"DSs attend an academically selective private school and I am 99% certain they don't do early entry."
Exactly.
One of the things I get really exercised about is the constant whining that private school pupils are disproportionately likely to get into selective universities, even if you control for parental income, education and support (anecdotally, this problem is actually worse in RG universities, where it's a dirty secret, as compared to Oxbridge, where it's at least out in the open). The reason is often, so far as I can make out, that private school pupils take the right number of GCSEs and A Levels in the right subjects at the right time, while too many pupils in the state system do too many of the wrong subjects at the wrong time. A privately educated applicant will have a row of eight or ten core academic subjects at A and A*, with the GCSEs taken at the end of Y11 in one block (often linear) and the A2s taken at the end of Y13. No retakes, at least one MFL, everything either on the "generally acceptable" or "facilitating" list, no complex dance of "equivalent qualifications", no confusion between Music (fine) and Music Tech (not so fine), etc, etc.
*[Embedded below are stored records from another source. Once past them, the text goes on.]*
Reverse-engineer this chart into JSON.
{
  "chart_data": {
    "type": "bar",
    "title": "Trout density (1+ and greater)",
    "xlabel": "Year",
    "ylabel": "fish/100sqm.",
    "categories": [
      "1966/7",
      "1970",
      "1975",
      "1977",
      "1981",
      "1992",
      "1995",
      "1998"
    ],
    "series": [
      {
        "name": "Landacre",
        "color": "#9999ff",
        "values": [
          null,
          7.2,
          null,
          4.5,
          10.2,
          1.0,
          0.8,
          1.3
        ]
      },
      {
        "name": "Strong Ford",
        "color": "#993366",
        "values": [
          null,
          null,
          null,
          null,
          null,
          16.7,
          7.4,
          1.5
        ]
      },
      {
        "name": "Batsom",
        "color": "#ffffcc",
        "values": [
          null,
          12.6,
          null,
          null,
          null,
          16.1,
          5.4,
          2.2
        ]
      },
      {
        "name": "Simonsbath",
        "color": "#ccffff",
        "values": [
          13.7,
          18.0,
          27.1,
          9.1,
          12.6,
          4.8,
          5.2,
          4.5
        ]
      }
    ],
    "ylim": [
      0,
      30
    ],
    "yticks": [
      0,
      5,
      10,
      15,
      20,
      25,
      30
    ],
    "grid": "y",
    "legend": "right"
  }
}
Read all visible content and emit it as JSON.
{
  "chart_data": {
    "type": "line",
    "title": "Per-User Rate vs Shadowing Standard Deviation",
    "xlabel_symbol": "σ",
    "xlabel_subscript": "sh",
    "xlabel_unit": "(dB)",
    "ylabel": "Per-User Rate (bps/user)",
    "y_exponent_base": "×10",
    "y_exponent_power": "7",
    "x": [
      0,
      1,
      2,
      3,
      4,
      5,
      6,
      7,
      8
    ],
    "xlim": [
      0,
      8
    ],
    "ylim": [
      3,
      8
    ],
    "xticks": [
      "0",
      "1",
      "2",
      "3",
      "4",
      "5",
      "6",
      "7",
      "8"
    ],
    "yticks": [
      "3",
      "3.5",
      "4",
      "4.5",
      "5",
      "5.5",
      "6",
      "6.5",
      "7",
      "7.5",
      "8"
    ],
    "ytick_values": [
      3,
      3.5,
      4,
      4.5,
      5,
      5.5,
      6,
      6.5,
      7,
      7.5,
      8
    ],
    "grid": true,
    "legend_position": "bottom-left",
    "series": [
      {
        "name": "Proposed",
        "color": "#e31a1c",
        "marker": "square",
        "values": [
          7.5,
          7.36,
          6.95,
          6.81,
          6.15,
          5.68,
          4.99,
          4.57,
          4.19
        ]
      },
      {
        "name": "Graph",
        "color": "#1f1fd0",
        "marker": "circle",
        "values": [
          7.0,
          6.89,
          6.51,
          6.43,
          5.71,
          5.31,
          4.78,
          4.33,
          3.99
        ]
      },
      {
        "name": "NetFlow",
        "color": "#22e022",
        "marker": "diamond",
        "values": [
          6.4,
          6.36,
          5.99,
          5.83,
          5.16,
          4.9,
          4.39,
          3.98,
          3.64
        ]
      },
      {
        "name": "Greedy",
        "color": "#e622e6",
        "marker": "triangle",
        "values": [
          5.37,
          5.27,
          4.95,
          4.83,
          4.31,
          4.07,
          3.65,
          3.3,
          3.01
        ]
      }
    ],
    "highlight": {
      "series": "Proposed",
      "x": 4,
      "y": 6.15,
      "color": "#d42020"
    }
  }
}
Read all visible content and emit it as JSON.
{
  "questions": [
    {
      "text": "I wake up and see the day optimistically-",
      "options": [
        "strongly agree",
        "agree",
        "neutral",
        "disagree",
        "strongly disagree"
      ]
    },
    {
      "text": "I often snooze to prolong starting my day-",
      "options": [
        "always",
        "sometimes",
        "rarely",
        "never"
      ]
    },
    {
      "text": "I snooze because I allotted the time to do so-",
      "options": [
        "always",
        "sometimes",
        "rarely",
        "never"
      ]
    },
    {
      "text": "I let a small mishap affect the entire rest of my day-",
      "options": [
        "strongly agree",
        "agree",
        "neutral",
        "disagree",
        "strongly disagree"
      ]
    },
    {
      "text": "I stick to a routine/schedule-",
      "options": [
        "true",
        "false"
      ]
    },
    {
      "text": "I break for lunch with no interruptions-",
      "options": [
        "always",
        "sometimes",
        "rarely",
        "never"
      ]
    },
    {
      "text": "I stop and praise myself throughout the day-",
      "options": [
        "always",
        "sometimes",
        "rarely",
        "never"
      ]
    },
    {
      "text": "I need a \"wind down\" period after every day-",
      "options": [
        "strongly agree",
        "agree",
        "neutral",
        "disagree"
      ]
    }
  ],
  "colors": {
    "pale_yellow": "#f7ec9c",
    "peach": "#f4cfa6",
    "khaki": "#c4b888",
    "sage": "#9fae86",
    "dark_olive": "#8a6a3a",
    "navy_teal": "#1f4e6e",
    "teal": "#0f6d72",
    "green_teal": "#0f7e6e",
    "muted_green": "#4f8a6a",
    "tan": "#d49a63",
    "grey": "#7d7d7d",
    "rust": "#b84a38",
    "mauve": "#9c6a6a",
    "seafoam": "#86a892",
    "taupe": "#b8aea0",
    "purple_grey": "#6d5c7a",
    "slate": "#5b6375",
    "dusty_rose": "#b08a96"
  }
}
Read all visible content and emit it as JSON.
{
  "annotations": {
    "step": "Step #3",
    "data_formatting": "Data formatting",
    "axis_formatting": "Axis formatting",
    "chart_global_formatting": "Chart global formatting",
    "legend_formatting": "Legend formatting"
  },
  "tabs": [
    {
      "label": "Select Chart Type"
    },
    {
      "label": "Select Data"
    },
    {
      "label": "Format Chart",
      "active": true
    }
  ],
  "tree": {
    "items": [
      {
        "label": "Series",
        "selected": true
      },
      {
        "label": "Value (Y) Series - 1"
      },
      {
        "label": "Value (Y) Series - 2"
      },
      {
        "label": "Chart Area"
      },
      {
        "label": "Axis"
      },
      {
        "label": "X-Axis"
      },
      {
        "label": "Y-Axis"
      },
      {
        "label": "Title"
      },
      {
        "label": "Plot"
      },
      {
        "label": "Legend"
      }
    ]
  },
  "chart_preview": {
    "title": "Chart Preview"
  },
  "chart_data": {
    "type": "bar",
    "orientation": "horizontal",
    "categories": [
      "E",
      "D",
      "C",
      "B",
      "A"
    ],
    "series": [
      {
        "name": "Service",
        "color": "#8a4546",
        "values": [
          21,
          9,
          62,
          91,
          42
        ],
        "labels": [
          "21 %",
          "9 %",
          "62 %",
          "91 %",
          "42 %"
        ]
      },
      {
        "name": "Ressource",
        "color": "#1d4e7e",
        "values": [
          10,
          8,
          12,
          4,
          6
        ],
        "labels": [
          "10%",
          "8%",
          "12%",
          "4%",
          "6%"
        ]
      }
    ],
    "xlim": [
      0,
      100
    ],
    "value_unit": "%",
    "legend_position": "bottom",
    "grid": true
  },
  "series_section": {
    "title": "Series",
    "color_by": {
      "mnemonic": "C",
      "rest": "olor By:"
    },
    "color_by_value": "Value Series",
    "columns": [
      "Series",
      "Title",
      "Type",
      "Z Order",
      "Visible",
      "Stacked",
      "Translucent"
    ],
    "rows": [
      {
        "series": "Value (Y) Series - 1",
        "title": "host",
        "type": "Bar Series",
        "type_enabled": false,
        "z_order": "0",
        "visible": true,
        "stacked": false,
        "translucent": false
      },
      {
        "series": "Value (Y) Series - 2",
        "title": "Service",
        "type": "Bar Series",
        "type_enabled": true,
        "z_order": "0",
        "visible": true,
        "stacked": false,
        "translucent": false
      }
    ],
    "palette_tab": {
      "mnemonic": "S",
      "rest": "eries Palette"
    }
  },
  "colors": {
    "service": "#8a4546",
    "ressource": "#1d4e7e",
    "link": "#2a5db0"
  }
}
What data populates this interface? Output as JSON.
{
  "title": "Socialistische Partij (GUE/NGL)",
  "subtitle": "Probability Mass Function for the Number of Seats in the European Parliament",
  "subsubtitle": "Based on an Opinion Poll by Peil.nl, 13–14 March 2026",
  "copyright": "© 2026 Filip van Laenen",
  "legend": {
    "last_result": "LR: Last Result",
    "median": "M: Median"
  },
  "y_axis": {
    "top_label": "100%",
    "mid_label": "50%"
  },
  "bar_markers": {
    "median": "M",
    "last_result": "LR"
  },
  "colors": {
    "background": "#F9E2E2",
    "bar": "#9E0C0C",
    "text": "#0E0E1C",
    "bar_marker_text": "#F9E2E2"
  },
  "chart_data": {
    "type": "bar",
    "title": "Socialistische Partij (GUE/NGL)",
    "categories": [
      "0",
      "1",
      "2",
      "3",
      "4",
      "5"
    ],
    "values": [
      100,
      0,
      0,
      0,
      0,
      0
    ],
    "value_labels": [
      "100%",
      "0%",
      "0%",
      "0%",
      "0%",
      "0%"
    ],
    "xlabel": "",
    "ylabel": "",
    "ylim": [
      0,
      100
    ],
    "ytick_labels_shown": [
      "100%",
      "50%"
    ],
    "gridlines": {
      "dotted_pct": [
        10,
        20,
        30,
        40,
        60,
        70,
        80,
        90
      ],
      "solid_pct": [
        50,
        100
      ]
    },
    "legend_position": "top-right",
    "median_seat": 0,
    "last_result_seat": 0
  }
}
In the 1970s, I went to a rough-ish comp and then a rough-as-you-like technical college. But my O Levels and A Levels are exactly the same subjects, from the same boards, probably at the same grades, taken at the same time, as had I gone to the most exotic of private schools. Had my parents spent money they didn't have, I'd have had a bit of a polish but, on paper at least, I'd be no different. That's absolutely not true today, and parents with academic children at state schools need to look very carefully at whether the exams their children are taking are actually the right ones.